High-speed DSL (Digital Subscriber Line) equipment and associated communications lines are sensitive to crosstalk and characteristic impedance abnormalities of the DSL pairs. A particular DSL technology will typically suffer from these two abnormalities when the frequency content used by the particular DSL transceiver has a significant high frequency content. One example is very high bit rate DSL, Discrete Multitone (VDSL-DMT), which can have frequency content of up to about 30 MHz.
Multiple port, high-speed DSL products present a significant challenge in product design to minimize crosstalk between the multiple DSL pairs within the confined area of a printed circuit board (PCB) carried by the product. Typically, an electrical protection scheme, such as two fuses, is used for each DSL pair. One fuse protects one of the two wires, while the second fuse protects the other wire.

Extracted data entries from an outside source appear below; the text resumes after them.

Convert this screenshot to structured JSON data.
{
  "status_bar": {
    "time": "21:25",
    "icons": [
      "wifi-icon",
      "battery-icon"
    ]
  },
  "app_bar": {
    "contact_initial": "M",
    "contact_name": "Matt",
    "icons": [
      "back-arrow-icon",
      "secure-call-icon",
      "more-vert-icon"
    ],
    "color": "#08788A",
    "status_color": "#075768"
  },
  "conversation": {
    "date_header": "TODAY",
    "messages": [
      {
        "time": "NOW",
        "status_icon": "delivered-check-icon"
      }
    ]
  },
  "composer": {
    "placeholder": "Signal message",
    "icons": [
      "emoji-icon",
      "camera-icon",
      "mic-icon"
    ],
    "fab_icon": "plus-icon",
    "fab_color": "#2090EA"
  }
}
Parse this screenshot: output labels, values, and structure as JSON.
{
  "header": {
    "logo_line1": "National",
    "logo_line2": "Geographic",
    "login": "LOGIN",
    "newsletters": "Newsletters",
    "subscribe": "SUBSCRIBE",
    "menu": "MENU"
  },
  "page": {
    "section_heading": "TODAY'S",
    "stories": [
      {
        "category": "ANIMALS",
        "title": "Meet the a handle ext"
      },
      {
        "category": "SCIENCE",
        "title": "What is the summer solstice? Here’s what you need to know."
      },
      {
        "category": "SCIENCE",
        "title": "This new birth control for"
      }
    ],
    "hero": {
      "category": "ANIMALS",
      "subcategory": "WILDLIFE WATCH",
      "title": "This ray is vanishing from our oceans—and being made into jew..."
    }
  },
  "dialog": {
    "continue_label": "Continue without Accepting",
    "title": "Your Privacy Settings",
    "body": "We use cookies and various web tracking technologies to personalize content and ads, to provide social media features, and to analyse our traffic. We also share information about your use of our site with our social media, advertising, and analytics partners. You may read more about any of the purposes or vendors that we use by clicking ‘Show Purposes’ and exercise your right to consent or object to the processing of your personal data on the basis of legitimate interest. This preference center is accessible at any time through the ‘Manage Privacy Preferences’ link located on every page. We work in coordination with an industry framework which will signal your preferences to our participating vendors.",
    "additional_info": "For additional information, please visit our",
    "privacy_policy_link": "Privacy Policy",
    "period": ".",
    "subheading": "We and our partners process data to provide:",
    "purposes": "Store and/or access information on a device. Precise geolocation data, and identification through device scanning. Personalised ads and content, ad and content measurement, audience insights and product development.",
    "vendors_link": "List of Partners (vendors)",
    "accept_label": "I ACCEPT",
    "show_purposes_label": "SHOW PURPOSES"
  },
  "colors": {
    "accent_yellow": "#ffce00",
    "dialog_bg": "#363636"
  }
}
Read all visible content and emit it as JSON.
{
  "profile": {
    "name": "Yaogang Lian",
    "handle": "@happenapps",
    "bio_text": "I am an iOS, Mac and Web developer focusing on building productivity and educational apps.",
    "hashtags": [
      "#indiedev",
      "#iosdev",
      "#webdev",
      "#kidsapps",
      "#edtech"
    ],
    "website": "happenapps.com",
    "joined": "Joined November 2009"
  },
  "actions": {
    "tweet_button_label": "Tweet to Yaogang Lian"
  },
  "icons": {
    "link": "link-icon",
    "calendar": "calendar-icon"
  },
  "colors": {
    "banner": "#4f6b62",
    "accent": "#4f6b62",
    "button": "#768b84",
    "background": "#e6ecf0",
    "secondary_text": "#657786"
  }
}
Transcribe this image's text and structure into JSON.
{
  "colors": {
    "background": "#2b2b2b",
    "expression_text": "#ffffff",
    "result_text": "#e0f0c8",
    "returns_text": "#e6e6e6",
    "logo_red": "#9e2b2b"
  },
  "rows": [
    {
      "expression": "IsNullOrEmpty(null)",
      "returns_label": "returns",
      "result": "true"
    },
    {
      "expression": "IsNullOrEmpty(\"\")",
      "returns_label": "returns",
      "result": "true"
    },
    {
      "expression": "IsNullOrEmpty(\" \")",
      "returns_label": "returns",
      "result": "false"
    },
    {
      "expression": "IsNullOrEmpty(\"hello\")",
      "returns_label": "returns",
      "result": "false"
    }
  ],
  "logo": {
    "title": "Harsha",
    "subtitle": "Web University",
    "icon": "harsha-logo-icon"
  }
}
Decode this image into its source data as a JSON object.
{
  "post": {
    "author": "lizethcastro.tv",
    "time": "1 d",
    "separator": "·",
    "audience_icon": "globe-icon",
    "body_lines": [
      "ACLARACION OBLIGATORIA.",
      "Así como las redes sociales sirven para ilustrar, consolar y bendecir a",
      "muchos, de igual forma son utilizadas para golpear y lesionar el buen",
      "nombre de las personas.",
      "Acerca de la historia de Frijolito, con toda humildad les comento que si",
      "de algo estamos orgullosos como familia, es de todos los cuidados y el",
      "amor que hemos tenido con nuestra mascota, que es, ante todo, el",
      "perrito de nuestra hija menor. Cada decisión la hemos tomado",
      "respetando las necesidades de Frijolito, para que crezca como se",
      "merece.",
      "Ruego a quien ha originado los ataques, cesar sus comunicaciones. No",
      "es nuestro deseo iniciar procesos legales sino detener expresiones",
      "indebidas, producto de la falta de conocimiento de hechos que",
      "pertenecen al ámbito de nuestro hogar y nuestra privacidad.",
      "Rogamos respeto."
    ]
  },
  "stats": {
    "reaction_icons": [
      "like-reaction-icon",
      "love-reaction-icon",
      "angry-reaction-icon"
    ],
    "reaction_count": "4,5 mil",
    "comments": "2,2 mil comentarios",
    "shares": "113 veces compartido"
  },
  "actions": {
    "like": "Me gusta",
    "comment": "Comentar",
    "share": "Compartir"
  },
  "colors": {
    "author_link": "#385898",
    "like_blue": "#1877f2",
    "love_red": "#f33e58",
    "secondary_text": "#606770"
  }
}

These fuses are relatively large and usually not ideal for higher speed DSL applications. These fuses also generally cannot be placed on the printed circuit board to yield optimal differential characteristic impedance for each DSL pair. Moreover, the inherent spacing between the two fuses for each DSL pair makes it difficult to reduce crosstalk to/from the other DSL pairs in cases where the PCB restricts the area for DSL fuse placement. The large end caps typical to most fuses also compounds the crosstalk problem. These end caps act as capacitive plates that increase crosstalk coupling between adjacent pairs and reduce the characteristic impedance within each DSL pair. This makes it difficult to reach the normal characteristic impedance of 100 ohms of normal twisted pair wire. Thus, the spacing and design of fuses can become important in these communications applications.
In one particular example, a similar technical problem occurred when operating a TA3000 system manufactured by ADTRAN, INC. of Huntsville, Ala., under a particular set of circumstances. In this one particular example, the crosstalk and impedance mismatching became significant issues with the introduction of the VDSL line card. Prior to its introduction, the highest frequency content that was run over, the TA3000 backplane was 2.5 MHz associated with ADSL2+ line cards. With VDSL operating frequencies extending well beyond 2.5 MHz, the crosstalk dramatically increased. In addition, this system had long runs of DSL pairs across its backplane from the connection between the backplane line card connector to the backplane DSL pair connector. These long runs were relatively far away from the desired 100 ohm characteristic impedance needed for optimal VDSL operation.